Member of the Navajo Nation Council for the Shiprock district
- Incumbent
- Assumed office January 15, 2019
- Preceded by: Tom Chee

Personal details
- Born: Eugenia Charles Shiprock, New Mexico, U.S.
- Citizenship: Navajo Nation United States
- Education: Arizona State University University of Kansas University of Arizona

= Eugenia Charles-Newton =

Eugenia Charles-Newton is a Diné politician and lawyer serving on the Navajo Nation Council for the Shiprock district since 2019. She is the first woman to represent the district.

== Early life and education ==
Charles-Newton was born and raised in Shiprock, New Mexico, as one of twelve children. She is Bit’ahnii, born for ‘Áshįįhi, and has additional clan affiliations with T ł ’ááshchí’í and Tábąąhá. Growing up, her family lived without electricity or water, relying on the land and ranching for their livelihood. Charles-Newton spent much of her childhood caring for animals on her family's ranch, often riding her family's donkey.

She earned a bachelor's degree in political science and English literature from Arizona State University in 2005. She went on to complete a law degree from the University of Kansas School of Law in 2008 and a master's degree from the University of Arizona in 2009. Charles-Newton was admitted to the Navajo Nation Bar Association in 2017.

== Career ==
Charles-Newton was a prosecutor, law librarian, and professor, publishing several scholarly papers during her academic and legal career.

In the 2018 Navajo Nation Council election, Charles-Newton succeeded outgoing delegate Tom Chee to represent Shiprock. She defeated Vernon Roy Lee with 1,588 votes to 822 to become the first woman to represent the district. This election marked a shift in the Navajo political landscape, reflecting a national trend of increased female political leadership. She became one of three women serving on the 24th Navajo Nation Council, alongside Amber Kanazbah Crotty and Charlaine Tso. Together, these three women represented the Northern Agency, a region encompassing several communities within the Navajo Nation. During her campaign, Charles-Newton was supported by advocates like Graham Biyáál, who highlighted the importance of balanced representation on the council.

Her legislative priorities have included transparency, public communication, and increasing citizen participation in Navajo governance. As chair of the Law and Order Committee, Charles-Newton has focused on public safety, advocating for infrastructure projects to improve law enforcement services. During the COVID-19 pandemic in the Navajo Nation, she played a key role in securing hardship assistance payments for Navajo citizens, a move that faced significant opposition within the council. In 2022, she described this as one of the toughest political challenges she had faced.

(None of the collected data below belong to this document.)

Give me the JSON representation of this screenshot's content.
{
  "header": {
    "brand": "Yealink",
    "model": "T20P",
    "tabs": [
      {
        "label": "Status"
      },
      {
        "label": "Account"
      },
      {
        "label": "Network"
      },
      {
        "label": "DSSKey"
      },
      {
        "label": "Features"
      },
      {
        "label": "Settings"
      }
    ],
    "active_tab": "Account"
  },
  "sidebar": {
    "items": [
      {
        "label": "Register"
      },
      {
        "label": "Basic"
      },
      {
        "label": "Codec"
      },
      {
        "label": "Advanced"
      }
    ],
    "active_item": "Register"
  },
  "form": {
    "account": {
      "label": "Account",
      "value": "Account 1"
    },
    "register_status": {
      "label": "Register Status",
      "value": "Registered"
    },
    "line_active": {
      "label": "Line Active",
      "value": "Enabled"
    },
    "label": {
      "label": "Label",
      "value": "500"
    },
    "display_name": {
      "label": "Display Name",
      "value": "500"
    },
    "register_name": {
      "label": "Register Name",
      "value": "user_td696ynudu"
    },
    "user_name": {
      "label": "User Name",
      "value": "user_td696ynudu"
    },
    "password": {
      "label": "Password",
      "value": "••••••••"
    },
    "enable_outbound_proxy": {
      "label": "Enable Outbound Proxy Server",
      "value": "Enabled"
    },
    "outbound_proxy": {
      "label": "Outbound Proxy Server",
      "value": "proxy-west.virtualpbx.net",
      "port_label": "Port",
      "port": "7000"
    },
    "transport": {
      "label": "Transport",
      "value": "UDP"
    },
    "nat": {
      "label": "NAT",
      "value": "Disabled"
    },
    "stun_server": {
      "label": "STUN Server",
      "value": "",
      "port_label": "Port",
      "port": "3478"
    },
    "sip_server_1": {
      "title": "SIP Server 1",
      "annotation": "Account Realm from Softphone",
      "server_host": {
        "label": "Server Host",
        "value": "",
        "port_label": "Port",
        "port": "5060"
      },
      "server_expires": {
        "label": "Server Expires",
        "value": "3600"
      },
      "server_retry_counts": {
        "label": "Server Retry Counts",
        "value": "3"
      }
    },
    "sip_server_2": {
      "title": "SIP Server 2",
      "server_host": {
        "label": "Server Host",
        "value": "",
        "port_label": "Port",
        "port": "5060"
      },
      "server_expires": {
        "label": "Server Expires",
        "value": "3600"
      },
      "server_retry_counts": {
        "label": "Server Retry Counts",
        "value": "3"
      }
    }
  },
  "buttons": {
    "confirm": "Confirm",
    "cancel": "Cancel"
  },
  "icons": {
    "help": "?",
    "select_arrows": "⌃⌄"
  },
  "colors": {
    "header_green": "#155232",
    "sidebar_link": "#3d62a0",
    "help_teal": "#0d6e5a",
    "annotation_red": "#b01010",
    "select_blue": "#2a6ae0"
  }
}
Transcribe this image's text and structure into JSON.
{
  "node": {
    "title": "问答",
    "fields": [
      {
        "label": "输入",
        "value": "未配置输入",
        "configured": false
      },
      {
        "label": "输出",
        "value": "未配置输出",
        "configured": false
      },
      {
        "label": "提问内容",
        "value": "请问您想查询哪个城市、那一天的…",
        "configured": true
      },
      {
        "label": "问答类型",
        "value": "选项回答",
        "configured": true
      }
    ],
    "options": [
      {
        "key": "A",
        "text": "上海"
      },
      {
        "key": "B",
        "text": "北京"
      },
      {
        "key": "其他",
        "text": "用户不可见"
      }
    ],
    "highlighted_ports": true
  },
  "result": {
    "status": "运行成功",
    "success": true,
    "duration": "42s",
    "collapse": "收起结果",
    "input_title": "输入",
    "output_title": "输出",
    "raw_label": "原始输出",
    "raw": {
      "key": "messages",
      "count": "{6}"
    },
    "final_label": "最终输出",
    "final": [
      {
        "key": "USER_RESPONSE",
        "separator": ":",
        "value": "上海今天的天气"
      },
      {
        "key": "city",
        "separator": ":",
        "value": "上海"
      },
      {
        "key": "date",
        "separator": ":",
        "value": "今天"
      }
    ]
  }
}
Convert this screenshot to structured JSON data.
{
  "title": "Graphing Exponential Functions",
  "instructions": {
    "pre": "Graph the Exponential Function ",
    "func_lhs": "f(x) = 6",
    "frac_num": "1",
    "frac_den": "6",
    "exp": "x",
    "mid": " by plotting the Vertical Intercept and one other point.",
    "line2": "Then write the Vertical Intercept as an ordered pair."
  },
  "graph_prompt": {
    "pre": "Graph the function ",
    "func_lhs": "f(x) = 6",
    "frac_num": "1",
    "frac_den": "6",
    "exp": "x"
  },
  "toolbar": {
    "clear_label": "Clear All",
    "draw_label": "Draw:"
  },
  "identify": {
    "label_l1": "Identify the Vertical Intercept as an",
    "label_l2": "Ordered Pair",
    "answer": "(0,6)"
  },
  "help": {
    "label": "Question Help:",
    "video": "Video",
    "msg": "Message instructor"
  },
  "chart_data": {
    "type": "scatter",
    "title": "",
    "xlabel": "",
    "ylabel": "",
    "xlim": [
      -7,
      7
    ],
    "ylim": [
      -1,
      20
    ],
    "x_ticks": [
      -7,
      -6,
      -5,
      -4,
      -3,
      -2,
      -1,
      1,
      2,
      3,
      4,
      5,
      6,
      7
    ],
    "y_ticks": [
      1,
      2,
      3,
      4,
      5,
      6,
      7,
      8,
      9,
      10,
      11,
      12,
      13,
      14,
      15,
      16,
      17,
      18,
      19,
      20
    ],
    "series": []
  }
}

In 2022, Charles-Newton announced her re-election campaign for the Shiprock and Nataani Nez delegate seat and expressed her intention to run for Speaker of the Navajo Nation Council, which would have made her first woman to hold that position if elected. She was nominated for the position of speaker by the incumbent speaker Seth Damon but was unsuccessful in securing the position. Damon resigned from his role as speaker near the end of his term after personal issues surfaced on social media. Charles-Newton introduced legislation in April 2023 to remove Crystalyne Curley from her position as speaker, three months into her term. The legislation claimed that Curley had not met the expectations of the council, citing issues with communication from her office, a lack of clarity on her stance on staff conduct, and failure to address safety concerns related to sexual harassment allegations. Despite the legislation, Curley continued to serve as speaker and played a significant role in water rights discussions related to the Little Colorado River.

== Personal life ==
As of 2022, Charles-Newton lives in Shiprock, with her husband, Leroy Newton, where they maintain a farm. They have a rescue donkey.